|A man looks at women playing cards at a stock brokerage house in Shenyang, northeast China's Liaoning province, Wednesday, Dec. 17, 2008.|
China cut prices for gasoline, diesel and jet fuel Thursday, giving a break to Chinese companies and motorists as they struggle with a worsening economic downturn.
The price of diesel will fall by 18 percent while the price of gasoline is cut by 13.8 percent, effective Friday, according to the
country's planning agency, the Cabinet's National Development and Reform Commission. Jet fuel prices will fall by 32 percent.
The cuts will help trucking companies, airlines, factories and others that are being squeezed by high fuel prices and a slump in sales.
The price cuts come as Beijing is trying to revive falling economic growth but the announcement made no mention of a link with its stimulus measures. It said prices were cut to reflect a decline in global oil costs.
The cut in jet fuel costs should be especially welcome for Chinese airlines, which are suffering heavy losses as demand plummets. Two major state-owned carriers have received government aid to help them through the slump.
Oil prices fell to 4 1/2-year lows Thursday in electronic trading on the New York Mercantile Exchange. The January contract sank as low as $39.19 a barrel - down sharply from a peak of nearly $150 a barrel in mid-July.
Beijing has used its system of government-set energy prices to shield its public from surging global crude prices. Regulators restrained price increases, forcing state-owned oil companies to absorb losses as crude costs soared. Prices were gradually to curb soaring consumption but Beijing worried about the impact on the poor.
In the latest move, the price of gasoline will fall to 5,580 yuan ($818) per metric ton, while diesel falls to 4,970 yuan ($782) per ton, the government said. Jet fuel will fall to 5,050 yuan ($740) per metric ton.

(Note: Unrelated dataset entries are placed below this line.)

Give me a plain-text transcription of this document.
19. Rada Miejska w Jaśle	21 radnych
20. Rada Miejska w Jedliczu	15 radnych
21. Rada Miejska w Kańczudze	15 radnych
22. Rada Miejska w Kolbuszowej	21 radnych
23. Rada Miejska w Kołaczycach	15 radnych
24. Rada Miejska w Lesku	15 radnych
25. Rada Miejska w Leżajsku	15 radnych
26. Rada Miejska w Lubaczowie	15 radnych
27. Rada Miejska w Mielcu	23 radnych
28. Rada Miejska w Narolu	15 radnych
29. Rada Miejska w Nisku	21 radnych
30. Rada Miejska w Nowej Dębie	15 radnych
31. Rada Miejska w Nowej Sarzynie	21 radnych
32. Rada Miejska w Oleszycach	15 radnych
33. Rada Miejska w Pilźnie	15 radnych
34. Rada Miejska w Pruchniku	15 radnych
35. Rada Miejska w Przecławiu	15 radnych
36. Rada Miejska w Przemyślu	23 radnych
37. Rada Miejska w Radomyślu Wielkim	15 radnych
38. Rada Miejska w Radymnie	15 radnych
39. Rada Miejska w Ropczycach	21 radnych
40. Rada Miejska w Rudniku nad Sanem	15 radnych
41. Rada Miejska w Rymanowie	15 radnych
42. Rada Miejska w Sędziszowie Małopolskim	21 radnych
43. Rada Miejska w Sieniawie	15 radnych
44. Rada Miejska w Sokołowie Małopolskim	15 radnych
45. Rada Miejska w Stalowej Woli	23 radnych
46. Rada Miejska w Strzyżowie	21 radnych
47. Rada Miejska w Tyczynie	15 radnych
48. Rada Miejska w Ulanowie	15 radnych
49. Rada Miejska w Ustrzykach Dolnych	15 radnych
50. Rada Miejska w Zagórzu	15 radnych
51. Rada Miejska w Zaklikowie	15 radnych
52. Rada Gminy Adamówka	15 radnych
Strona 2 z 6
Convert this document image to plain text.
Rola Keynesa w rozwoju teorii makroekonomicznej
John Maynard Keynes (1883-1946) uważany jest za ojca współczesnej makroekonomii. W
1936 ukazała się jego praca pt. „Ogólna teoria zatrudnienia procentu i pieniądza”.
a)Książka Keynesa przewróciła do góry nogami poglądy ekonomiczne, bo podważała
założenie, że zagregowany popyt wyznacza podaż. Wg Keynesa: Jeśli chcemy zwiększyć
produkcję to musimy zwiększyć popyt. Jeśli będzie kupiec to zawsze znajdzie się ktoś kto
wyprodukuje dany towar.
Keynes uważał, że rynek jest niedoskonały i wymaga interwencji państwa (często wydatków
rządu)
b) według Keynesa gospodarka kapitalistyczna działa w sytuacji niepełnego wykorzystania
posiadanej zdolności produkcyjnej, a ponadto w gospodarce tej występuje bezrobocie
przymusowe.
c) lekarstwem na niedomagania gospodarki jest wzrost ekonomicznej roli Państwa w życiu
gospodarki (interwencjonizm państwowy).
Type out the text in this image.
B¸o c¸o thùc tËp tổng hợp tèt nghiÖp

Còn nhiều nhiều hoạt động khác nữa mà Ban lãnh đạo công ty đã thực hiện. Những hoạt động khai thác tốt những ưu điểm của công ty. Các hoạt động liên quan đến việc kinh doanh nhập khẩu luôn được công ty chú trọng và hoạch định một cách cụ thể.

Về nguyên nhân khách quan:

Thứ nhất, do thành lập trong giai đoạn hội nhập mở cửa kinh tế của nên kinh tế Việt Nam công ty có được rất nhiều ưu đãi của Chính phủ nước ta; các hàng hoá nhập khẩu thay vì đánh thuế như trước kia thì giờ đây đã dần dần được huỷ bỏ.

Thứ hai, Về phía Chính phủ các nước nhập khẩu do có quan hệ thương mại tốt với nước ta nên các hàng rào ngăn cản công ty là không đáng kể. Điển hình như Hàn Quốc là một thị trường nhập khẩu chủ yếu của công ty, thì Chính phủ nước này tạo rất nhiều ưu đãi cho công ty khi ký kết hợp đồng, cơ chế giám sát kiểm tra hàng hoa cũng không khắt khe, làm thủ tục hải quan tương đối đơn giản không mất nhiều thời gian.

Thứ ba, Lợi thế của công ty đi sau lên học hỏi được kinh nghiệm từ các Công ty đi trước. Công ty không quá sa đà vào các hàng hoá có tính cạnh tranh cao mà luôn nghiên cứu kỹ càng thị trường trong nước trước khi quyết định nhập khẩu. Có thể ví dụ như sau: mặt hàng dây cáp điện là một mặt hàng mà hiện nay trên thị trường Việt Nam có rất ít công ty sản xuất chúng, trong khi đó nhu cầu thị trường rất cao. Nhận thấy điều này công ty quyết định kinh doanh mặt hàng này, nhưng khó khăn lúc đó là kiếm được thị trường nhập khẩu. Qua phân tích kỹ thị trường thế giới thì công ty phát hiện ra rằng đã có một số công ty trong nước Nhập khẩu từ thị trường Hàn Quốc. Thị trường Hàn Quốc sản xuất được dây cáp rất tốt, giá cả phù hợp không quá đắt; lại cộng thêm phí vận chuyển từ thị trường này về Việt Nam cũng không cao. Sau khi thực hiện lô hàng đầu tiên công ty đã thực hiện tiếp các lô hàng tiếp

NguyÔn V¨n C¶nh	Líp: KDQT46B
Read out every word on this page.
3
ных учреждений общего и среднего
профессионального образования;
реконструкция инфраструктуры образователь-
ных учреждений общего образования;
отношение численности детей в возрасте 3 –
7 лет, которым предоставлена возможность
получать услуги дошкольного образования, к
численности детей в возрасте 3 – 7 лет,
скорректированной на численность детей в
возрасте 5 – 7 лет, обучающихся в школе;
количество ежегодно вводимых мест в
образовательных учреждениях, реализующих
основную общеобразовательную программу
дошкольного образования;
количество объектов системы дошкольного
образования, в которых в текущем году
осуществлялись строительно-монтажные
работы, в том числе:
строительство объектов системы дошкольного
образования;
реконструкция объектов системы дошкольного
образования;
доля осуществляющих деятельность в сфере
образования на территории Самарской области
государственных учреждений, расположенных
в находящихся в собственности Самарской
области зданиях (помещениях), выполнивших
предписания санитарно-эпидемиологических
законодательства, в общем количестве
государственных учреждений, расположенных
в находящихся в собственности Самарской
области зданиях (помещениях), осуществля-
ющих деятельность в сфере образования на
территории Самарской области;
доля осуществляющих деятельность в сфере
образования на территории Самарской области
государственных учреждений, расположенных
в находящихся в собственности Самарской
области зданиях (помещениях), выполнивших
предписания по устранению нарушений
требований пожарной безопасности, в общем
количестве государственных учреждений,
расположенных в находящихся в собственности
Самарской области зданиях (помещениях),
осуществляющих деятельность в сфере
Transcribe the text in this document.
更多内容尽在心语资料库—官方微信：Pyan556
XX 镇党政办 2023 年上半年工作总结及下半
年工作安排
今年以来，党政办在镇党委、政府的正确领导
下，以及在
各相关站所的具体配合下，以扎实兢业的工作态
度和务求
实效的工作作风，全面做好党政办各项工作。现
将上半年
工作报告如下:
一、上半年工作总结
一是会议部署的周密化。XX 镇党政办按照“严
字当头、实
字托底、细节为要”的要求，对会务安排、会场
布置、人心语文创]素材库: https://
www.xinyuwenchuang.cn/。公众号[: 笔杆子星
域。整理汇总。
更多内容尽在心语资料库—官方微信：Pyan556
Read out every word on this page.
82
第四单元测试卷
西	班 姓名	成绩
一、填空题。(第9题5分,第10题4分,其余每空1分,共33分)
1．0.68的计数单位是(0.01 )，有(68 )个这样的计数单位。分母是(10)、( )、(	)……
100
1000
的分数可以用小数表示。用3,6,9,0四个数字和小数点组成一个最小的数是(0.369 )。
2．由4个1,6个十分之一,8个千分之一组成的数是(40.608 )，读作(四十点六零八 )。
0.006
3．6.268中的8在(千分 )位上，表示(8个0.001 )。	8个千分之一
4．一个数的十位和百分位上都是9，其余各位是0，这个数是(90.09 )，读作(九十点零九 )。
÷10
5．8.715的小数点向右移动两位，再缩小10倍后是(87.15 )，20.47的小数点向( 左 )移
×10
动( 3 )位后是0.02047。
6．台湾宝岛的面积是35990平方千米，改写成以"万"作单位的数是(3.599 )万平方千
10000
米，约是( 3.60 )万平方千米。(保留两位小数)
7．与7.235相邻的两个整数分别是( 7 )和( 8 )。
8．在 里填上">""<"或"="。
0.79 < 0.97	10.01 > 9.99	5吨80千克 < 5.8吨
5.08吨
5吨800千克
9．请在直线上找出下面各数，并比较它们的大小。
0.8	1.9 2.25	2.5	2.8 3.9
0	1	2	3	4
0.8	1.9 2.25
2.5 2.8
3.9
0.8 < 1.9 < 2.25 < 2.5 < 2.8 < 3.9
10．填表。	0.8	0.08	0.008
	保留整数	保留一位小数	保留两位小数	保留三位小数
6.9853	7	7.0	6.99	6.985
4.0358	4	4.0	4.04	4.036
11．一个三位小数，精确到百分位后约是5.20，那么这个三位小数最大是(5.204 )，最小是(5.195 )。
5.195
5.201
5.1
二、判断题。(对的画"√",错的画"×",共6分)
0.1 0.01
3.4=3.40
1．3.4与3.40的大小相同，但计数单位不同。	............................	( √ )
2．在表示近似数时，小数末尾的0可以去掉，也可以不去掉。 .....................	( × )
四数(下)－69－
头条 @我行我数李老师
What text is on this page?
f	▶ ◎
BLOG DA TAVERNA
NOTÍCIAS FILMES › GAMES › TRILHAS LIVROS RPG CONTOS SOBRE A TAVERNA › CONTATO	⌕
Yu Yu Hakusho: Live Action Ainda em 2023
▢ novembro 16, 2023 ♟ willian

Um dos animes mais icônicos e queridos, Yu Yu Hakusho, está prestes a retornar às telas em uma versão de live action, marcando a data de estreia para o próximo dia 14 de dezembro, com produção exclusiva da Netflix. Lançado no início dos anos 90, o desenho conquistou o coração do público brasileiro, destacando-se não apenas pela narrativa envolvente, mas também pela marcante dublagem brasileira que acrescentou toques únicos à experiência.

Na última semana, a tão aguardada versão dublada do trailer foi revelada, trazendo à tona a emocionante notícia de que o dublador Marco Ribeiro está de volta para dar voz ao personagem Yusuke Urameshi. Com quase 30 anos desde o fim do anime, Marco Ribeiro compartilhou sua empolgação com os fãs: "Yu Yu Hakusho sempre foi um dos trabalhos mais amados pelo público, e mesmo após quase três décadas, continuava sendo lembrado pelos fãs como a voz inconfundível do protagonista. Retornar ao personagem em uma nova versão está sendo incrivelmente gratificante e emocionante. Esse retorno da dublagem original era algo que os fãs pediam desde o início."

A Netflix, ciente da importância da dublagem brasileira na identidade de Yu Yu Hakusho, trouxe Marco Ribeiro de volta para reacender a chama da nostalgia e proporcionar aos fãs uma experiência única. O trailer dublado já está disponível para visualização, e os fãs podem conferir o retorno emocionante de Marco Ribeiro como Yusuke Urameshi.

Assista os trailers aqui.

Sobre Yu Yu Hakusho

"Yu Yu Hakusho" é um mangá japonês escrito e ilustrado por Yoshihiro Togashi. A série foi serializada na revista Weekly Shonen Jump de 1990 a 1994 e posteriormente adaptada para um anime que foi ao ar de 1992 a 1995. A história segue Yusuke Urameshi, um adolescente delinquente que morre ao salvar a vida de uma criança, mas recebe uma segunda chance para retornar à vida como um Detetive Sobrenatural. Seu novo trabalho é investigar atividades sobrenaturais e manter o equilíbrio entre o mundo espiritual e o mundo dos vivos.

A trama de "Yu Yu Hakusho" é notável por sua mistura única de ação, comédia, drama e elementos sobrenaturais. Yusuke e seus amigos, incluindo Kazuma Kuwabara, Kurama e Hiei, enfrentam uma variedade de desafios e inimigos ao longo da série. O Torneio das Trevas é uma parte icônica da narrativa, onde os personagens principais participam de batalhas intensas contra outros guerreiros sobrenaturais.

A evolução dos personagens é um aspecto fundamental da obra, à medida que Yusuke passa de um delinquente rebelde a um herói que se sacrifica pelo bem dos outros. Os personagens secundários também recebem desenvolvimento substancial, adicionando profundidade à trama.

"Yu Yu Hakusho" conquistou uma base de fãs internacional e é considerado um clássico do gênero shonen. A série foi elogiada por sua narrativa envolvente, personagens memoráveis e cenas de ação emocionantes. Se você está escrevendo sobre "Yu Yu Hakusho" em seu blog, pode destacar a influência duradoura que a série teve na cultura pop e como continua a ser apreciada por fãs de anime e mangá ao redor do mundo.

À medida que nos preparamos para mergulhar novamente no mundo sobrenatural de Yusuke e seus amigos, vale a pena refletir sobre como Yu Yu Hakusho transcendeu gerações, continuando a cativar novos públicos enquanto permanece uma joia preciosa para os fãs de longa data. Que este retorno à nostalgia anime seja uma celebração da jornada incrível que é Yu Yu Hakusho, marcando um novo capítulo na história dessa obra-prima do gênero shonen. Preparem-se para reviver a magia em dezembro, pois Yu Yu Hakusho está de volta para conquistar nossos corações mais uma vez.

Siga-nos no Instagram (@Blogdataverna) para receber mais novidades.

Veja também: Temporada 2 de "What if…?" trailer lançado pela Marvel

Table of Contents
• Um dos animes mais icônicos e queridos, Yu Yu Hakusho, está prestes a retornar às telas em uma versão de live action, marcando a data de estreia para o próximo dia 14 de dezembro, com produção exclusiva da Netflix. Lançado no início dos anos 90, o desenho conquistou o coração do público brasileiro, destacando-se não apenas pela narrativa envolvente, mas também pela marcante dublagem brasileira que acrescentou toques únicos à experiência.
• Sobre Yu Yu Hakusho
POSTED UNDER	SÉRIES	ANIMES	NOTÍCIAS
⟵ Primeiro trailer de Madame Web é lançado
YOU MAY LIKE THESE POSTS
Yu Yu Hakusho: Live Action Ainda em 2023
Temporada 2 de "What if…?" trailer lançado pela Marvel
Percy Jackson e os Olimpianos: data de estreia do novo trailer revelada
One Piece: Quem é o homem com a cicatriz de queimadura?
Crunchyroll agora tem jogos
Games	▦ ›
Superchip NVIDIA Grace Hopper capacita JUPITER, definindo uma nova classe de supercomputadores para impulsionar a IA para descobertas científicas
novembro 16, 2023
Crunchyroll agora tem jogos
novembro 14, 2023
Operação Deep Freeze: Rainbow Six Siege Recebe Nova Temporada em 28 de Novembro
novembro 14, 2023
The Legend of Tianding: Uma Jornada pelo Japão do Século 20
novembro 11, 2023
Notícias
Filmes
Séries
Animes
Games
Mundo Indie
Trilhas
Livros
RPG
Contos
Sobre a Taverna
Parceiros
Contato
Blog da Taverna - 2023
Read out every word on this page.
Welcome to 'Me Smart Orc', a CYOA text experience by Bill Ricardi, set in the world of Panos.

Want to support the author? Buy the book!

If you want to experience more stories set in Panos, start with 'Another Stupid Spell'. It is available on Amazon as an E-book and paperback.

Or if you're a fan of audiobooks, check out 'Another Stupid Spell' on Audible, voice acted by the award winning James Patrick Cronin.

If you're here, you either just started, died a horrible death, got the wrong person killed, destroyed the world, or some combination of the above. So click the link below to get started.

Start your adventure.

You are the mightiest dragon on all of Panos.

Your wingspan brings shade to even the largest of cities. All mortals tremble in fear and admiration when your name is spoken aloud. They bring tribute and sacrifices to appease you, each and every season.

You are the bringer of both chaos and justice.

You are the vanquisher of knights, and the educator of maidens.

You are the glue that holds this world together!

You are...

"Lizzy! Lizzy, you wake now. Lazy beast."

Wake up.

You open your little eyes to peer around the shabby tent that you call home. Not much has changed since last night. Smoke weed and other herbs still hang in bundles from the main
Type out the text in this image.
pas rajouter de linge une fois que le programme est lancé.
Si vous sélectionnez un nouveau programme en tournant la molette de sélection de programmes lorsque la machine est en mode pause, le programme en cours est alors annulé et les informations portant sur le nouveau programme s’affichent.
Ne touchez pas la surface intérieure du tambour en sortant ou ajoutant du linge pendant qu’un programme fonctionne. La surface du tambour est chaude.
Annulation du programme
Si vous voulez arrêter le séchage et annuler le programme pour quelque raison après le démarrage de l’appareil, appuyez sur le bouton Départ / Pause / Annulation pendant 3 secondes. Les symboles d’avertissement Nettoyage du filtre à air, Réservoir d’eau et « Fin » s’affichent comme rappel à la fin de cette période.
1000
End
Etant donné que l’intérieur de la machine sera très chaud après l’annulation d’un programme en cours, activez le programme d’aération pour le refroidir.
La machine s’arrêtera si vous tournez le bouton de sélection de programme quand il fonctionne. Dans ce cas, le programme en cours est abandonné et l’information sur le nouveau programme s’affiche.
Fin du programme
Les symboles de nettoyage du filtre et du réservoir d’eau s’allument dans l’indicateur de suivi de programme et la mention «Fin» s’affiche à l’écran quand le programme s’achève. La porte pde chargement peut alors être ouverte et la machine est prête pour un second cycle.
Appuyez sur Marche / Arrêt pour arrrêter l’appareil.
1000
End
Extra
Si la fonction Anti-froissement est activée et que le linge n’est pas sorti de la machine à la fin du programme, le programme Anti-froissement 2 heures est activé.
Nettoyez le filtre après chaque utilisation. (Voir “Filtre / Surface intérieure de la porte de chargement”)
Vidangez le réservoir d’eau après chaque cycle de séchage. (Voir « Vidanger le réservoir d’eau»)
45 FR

The official Xinhua News Agency said gasoline would fall by 0.91 yuan (13 U.S. cents) and diesel by 1.08 yuan (16 cents) per liter. But it did not say how that would apply across the range of prices for arious grades of fuel or in different parts of the country. The top grade of gasoline in Beijing cost 6.78 yuan (99 cents) per liter, or $3.76 a gallon, before the price cut.
The announcement gave no breakdown of how that would translate into prices per liter (gallon) for various grades of gasoline. Also Thursday, the government announced a rise in fuel taxes to take effect Jan. 1, but they appeared to be small enough that consumers still should see significant savings.
The tax on gasoline will rise by 80 Chinese cents (11 cents) to 1 yuan per liter (14 cents) per liter, while the tax on diesel will rise by 70 Chinese cents (10 cents) to 80 Chinese cents (11 cents) per liter, the government said.
The agency's chairman, Zhang Ping, said earlier the change is meant to reflect road use by shifting the financial burden to those who drive more.